Ama bırakmak kolay değildir; çünkü belirsizlik korkutucudur. İnsan beyni, özellikle de amigdala, bilinmeyenden hoşlanmaz. Mevcut olan –isterse acı veriyor olsun– tanıdık geldiği için daha güvenli hissedilir. Tıpkı kurumuş bir yaprağa sımsıkı tutunan bir dal gibi, biz de çoğu zaman “artık işlevini yitirmiş” şeylere tutunuruz.
Vedalaşmanın Önemi
Freud, yas sürecini tanımlarken “libidonun nesneye yatırılmış enerjiden çekilmesi” ifadesini kullanır (Freud, 1917). Yani sevdiğimiz bir şey ya da kişiyle vedalaşmak, aslında ona bağladığımız duygusal enerjiyi geri çekmektir. Bu süreç sağlıklı bir vedalaşmanın parçasıdır. Eğer bunu yapmazsak, geçmişte takılı kalırız.
Sonbaharın doğası, bize vedalaşmanın doğal olduğunu hatırlatır. Yapraklar toprağa düştüğünde aslında çürümez; toprağı besler, yeni yaşamın kaynağı olur. Aynı şekilde hayatımızdaki bitişler de yeni bir şeyin zeminini hazırlar. Bir ilişkinin bitmesi, kişinin kendini daha iyi tanımasına vesile olabilir. Bir işten ayrılmak, farklı bir kariyer yolunun önünü açabilir.

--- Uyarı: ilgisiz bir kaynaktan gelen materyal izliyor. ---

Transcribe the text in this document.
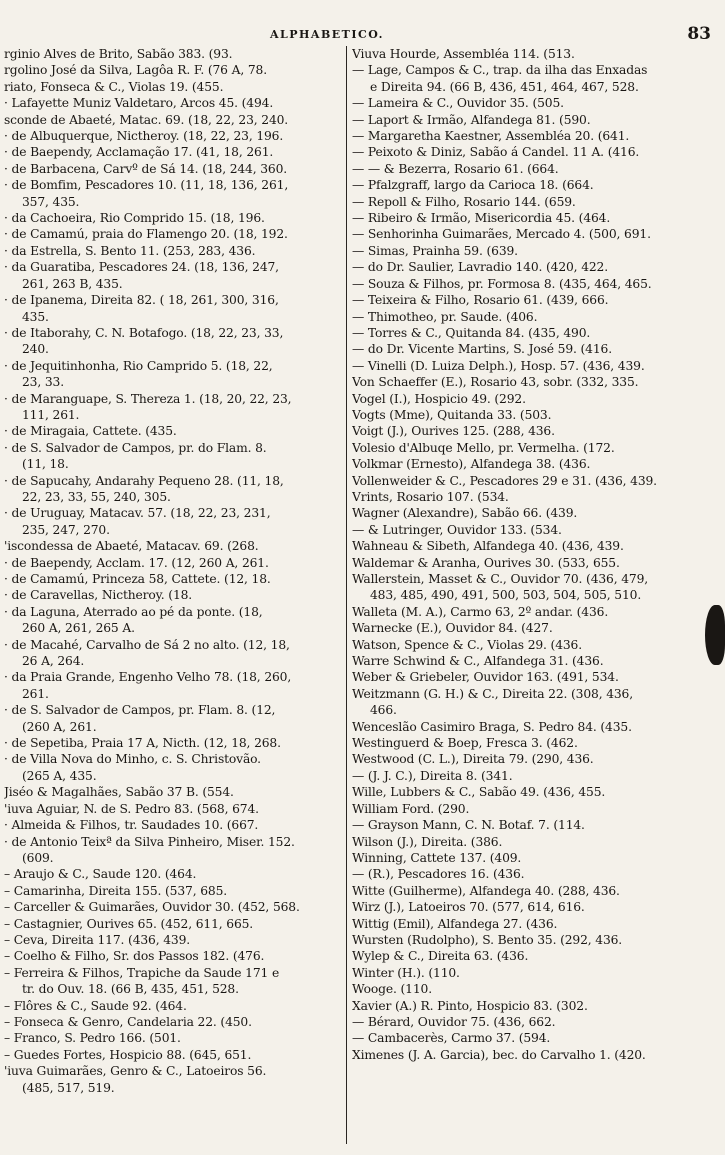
ALPHABETICO.	83
rginio Alves de Brito, Sabão 383. (93.
rgolino José da Silva, Lagôa R. F. (76 A, 78.
riato, Fonseca & C., Violas 19. (455.
· Lafayette Muniz Valdetaro, Arcos 45. (494.
sconde de Abaeté, Matac. 69. (18, 22, 23, 240.
· de Albuquerque, Nictheroy. (18, 22, 23, 196.
· de Baependy, Acclamação 17. (41, 18, 261.
· de Barbacena, Carvº de Sá 14. (18, 244, 360.
· de Bomfim, Pescadores 10. (11, 18, 136, 261,
357, 435.
· da Cachoeira, Rio Comprido 15. (18, 196.
· de Camamú, praia do Flamengo 20. (18, 192.
· da Estrella, S. Bento 11. (253, 283, 436.
· da Guaratiba, Pescadores 24. (18, 136, 247,
261, 263 B, 435.
· de Ipanema, Direita 82. ( 18, 261, 300, 316,
435.
· de Itaborahy, C. N. Botafogo. (18, 22, 23, 33,
240.
· de Jequitinhonha, Rio Camprido 5. (18, 22,
23, 33.
· de Maranguape, S. Thereza 1. (18, 20, 22, 23,
111, 261.
· de Miragaia, Cattete. (435.
· de S. Salvador de Campos, pr. do Flam. 8.
(11, 18.
· de Sapucahy, Andarahy Pequeno 28. (11, 18,
22, 23, 33, 55, 240, 305.
· de Uruguay, Matacav. 57. (18, 22, 23, 231,
235, 247, 270.
'iscondessa de Abaeté, Matacav. 69. (268.
· de Baependy, Acclam. 17. (12, 260 A, 261.
· de Camamú, Princeza 58, Cattete. (12, 18.
· de Caravellas, Nictheroy. (18.
· da Laguna, Aterrado ao pé da ponte. (18,
260 A, 261, 265 A.
· de Macahé, Carvalho de Sá 2 no alto. (12, 18,
26 A, 264.
· da Praia Grande, Engenho Velho 78. (18, 260,
261.
· de S. Salvador de Campos, pr. Flam. 8. (12,
(260 A, 261.
· de Sepetiba, Praia 17 A, Nicth. (12, 18, 268.
· de Villa Nova do Minho, c. S. Christovão.
(265 A, 435.
Jiséo & Magalhães, Sabão 37 B. (554.
'iuva Aguiar, N. de S. Pedro 83. (568, 674.
· Almeida & Filhos, tr. Saudades 10. (667.
· de Antonio Teixª da Silva Pinheiro, Miser. 152.
(609.
– Araujo & C., Saude 120. (464.
– Camarinha, Direita 155. (537, 685.
– Carceller & Guimarães, Ouvidor 30. (452, 568.
– Castagnier, Ourives 65. (452, 611, 665.
– Ceva, Direita 117. (436, 439.
– Coelho & Filho, Sr. dos Passos 182. (476.
– Ferreira & Filhos, Trapiche da Saude 171 e
tr. do Ouv. 18. (66 B, 435, 451, 528.
– Flôres & C., Saude 92. (464.
– Fonseca & Genro, Candelaria 22. (450.
– Franco, S. Pedro 166. (501.
– Guedes Fortes, Hospicio 88. (645, 651.
'iuva Guimarães, Genro & C., Latoeiros 56.
(485, 517, 519.
Viuva Hourde, Assembléa 114. (513.
— Lage, Campos & C., trap. da ilha das Enxadas
e Direita 94. (66 B, 436, 451, 464, 467, 528.
— Lameira & C., Ouvidor 35. (505.
— Laport & Irmão, Alfandega 81. (590.
— Margaretha Kaestner, Assembléa 20. (641.
— Peixoto & Diniz, Sabão á Candel. 11 A. (416.
— — & Bezerra, Rosario 61. (664.
— Pfalzgraff, largo da Carioca 18. (664.
— Repoll & Filho, Rosario 144. (659.
— Ribeiro & Irmão, Misericordia 45. (464.
— Senhorinha Guimarães, Mercado 4. (500, 691.
— Simas, Prainha 59. (639.
— do Dr. Saulier, Lavradio 140. (420, 422.
— Souza & Filhos, pr. Formosa 8. (435, 464, 465.
— Teixeira & Filho, Rosario 61. (439, 666.
— Thimotheo, pr. Saude. (406.
— Torres & C., Quitanda 84. (435, 490.
— do Dr. Vicente Martins, S. José 59. (416.
— Vinelli (D. Luiza Delph.), Hosp. 57. (436, 439.
Von Schaeffer (E.), Rosario 43, sobr. (332, 335.
Vogel (I.), Hospicio 49. (292.
Vogts (Mme), Quitanda 33. (503.
Voigt (J.), Ourives 125. (288, 436.
Volesio d'Albuqe Mello, pr. Vermelha. (172.
Volkmar (Ernesto), Alfandega 38. (436.
Vollenweider & C., Pescadores 29 e 31. (436, 439.
Vrints, Rosario 107. (534.
Wagner (Alexandre), Sabão 66. (439.
— & Lutringer, Ouvidor 133. (534.
Wahneau & Sibeth, Alfandega 40. (436, 439.
Waldemar & Aranha, Ourives 30. (533, 655.
Wallerstein, Masset & C., Ouvidor 70. (436, 479,
483, 485, 490, 491, 500, 503, 504, 505, 510.
Walleta (M. A.), Carmo 63, 2º andar. (436.
Warnecke (E.), Ouvidor 84. (427.
Watson, Spence & C., Violas 29. (436.
Warre Schwind & C., Alfandega 31. (436.
Weber & Griebeler, Ouvidor 163. (491, 534.
Weitzmann (G. H.) & C., Direita 22. (308, 436,
466.
Wenceslão Casimiro Braga, S. Pedro 84. (435.
Westinguerd & Boep, Fresca 3. (462.
Westwood (C. L.), Direita 79. (290, 436.
— (J. J. C.), Direita 8. (341.
Wille, Lubbers & C., Sabão 49. (436, 455.
William Ford. (290.
— Grayson Mann, C. N. Botaf. 7. (114.
Wilson (J.), Direita. (386.
Winning, Cattete 137. (409.
— (R.), Pescadores 16. (436.
Witte (Guilherme), Alfandega 40. (288, 436.
Wirz (J.), Latoeiros 70. (577, 614, 616.
Wittig (Emil), Alfandega 27. (436.
Wursten (Rudolpho), S. Bento 35. (292, 436.
Wylep & C., Direita 63. (436.
Winter (H.). (110.
Wooge. (110.
Xavier (A.) R. Pinto, Hospicio 83. (302.
— Bérard, Ouvidor 75. (436, 662.
— Cambacerès, Carmo 37. (594.
Ximenes (J. A. Garcia), bec. do Carvalho 1. (420.
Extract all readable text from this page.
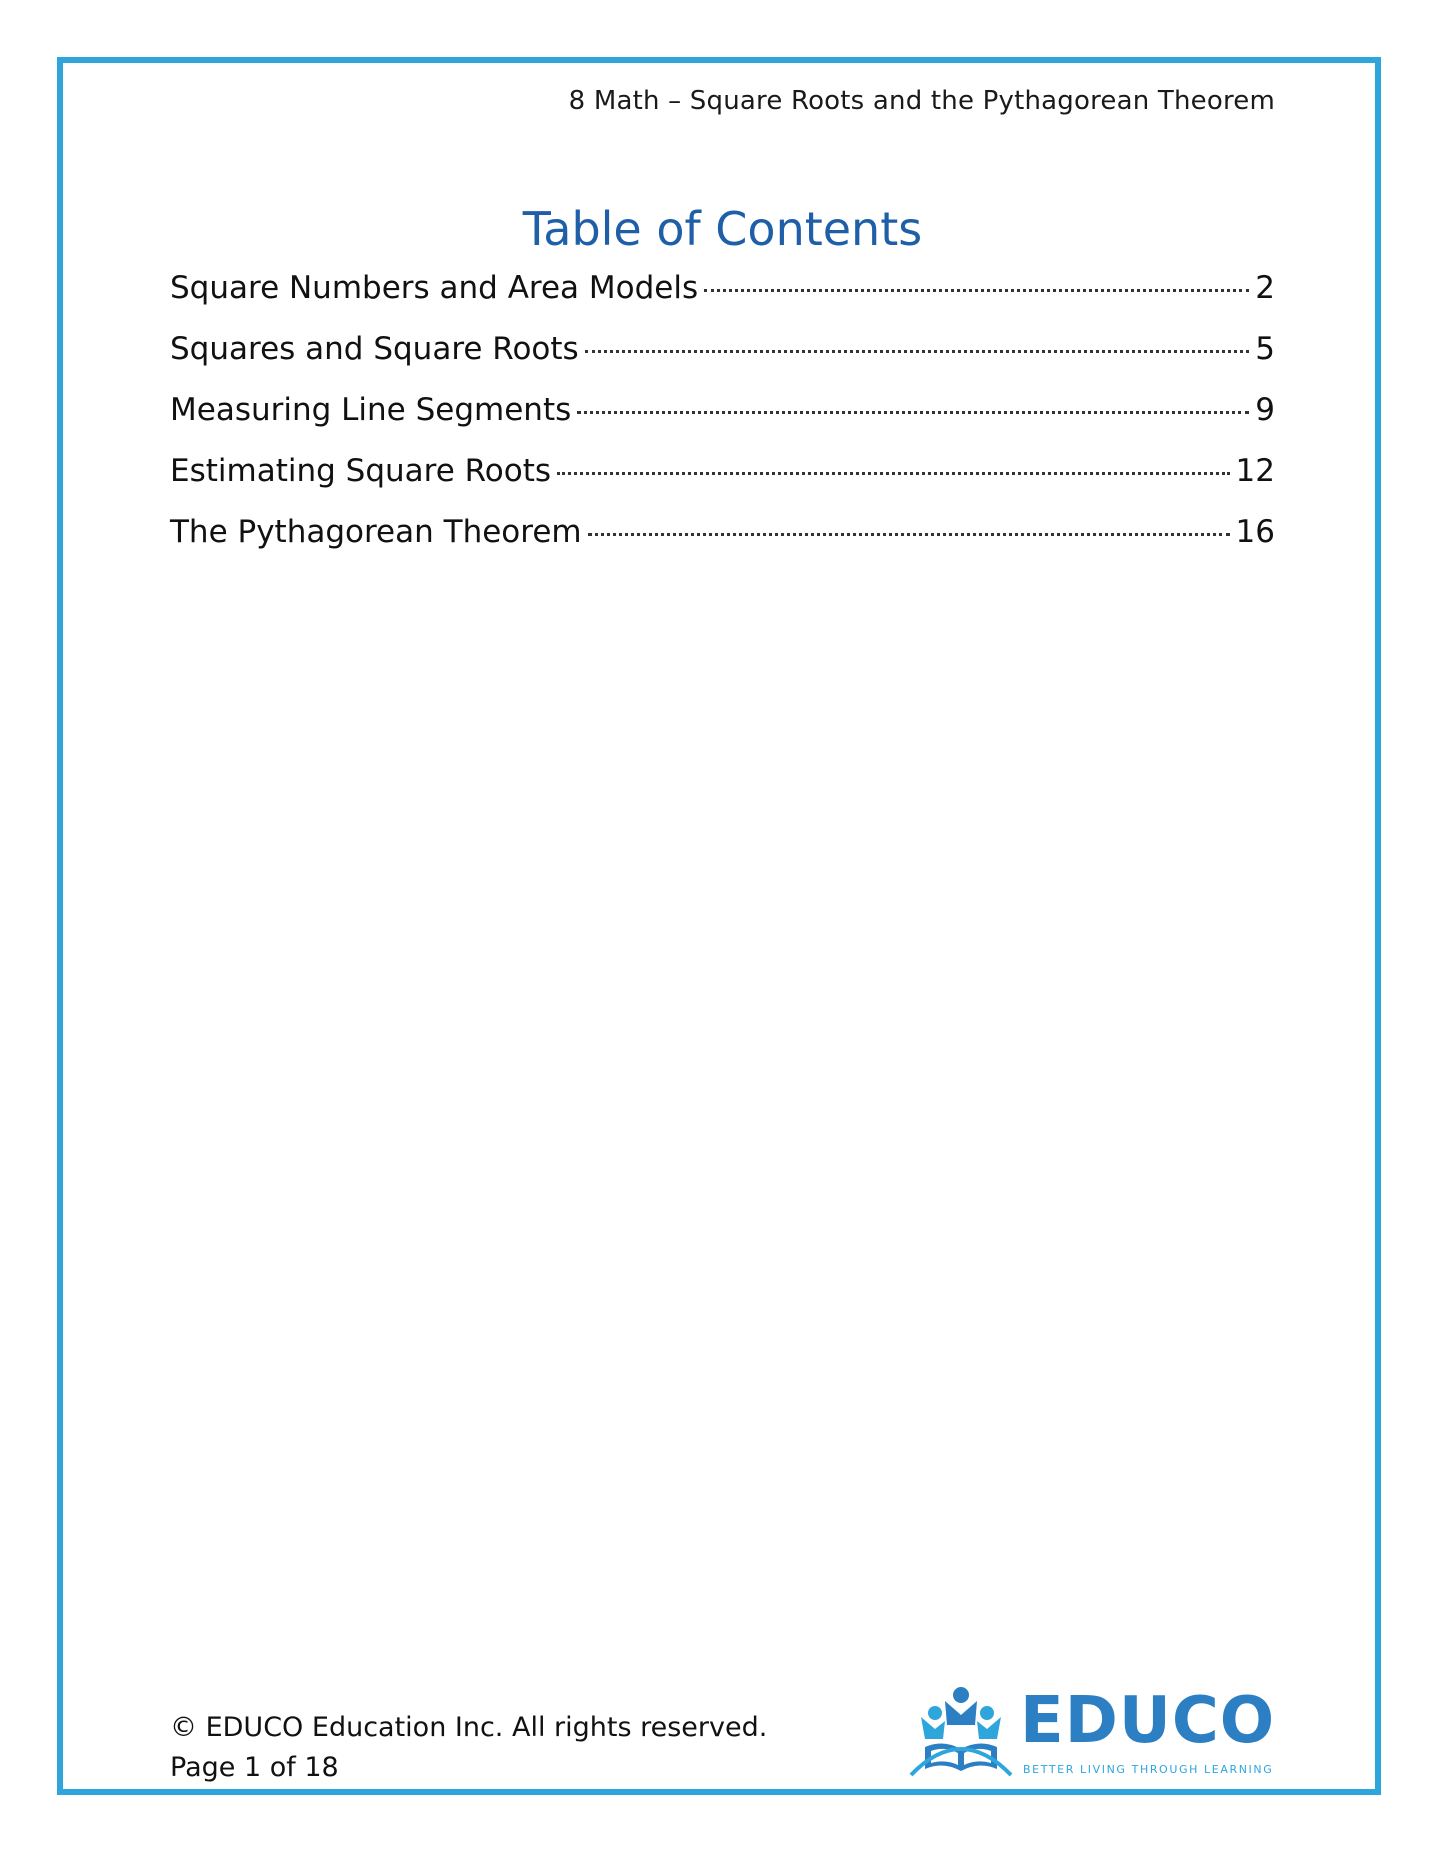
8 Math – Square Roots and the Pythagorean Theorem
Table of Contents
Square Numbers and Area Models	2
Squares and Square Roots	5
Measuring Line Segments	9
Estimating Square Roots	12
The Pythagorean Theorem	16
© EDUCO Education Inc. All rights reserved.
Page 1 of 18
EDUCO
BETTER LIVING THROUGH LEARNING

Başlangıçların Kırılganlığı
Her bitişin ardından gelen başlangıç, çoğu zaman kırılgandır. Tıpkı sonbahar sonrası kışın soğuk ama hazırlık evresi olması gibi, yeni bir döneme girerken de kendimizi kırılgan, kararsız ya da savunmasız hissedebiliriz. Bu çok doğaldır. Psikolog Carol Dweck’in (2006) growth mindset kavramı, bu noktada bize rehberlik edebilir: Değişim sürecinde yaşanan hataları ya da zorlukları kişisel yetersizlik değil, büyümenin parçası olarak görmek.
Yeni bir başlangıç, birdenbire güç ve netlik getirmez; çoğu zaman küçük adımlarla inşa edilir. Yaprak dökümünden hemen sonra ağaç çiçek açmaz; önce dinlenir, güç toplar. Bu metafor, insan psikolojisi için de oldukça açıklayıcıdır.
Günlük Hayattan Birkaç Yansıma
Üniversiteye giden bir genç, çocukluk arkadaşlıklarının bir kısmını geride bırakmak zorunda kalır. Bu, yalnız hissettirse de yeni bağların önünü açar.
Boşanma sürecinden geçen bir birey, “artık bitmiş” bir ilişkiye vedalaşırken kimliğini yeniden inşa etme fırsatı bulur.
Emeklilik dönemi, mesleki rolün son bulmasıdır ama aynı zamanda kişinin farklı ilgi alanlarına yönelmesi için bir başlangıçtır.
Sonbaharın bu döneminde, kendimize şu soruları sormak faydalı olabilir:
Hayatımda artık bana hizmet etmeyen neleri bırakabilirim?
Hangi bitişler aslında bana yeni bir alan açıyor?
Yeni başlangıçlar için nasıl bir hazırlığa ihtiyacım var?
Yaprak dökümü, hüzünlü bir manzara gibi görünse de aslında hayatın deviniminin en bilge işaretlerinden biridir. Bitişler ve başlangıçlar, birbirinin karşıtı değil, tamamlayıcısıdır. Psikolojik esnekliğimiz, bu döngüyü kabullenebilme gücümüzde yatar.
Bir dahaki sefere bir ağacın sararmış yapraklarını izlerken, kendinize şunu hatırlatabilirsiniz:
“Bırakmak kaybetmek değildir. Bırakmak, yeni bir şeye yer açmaktır.”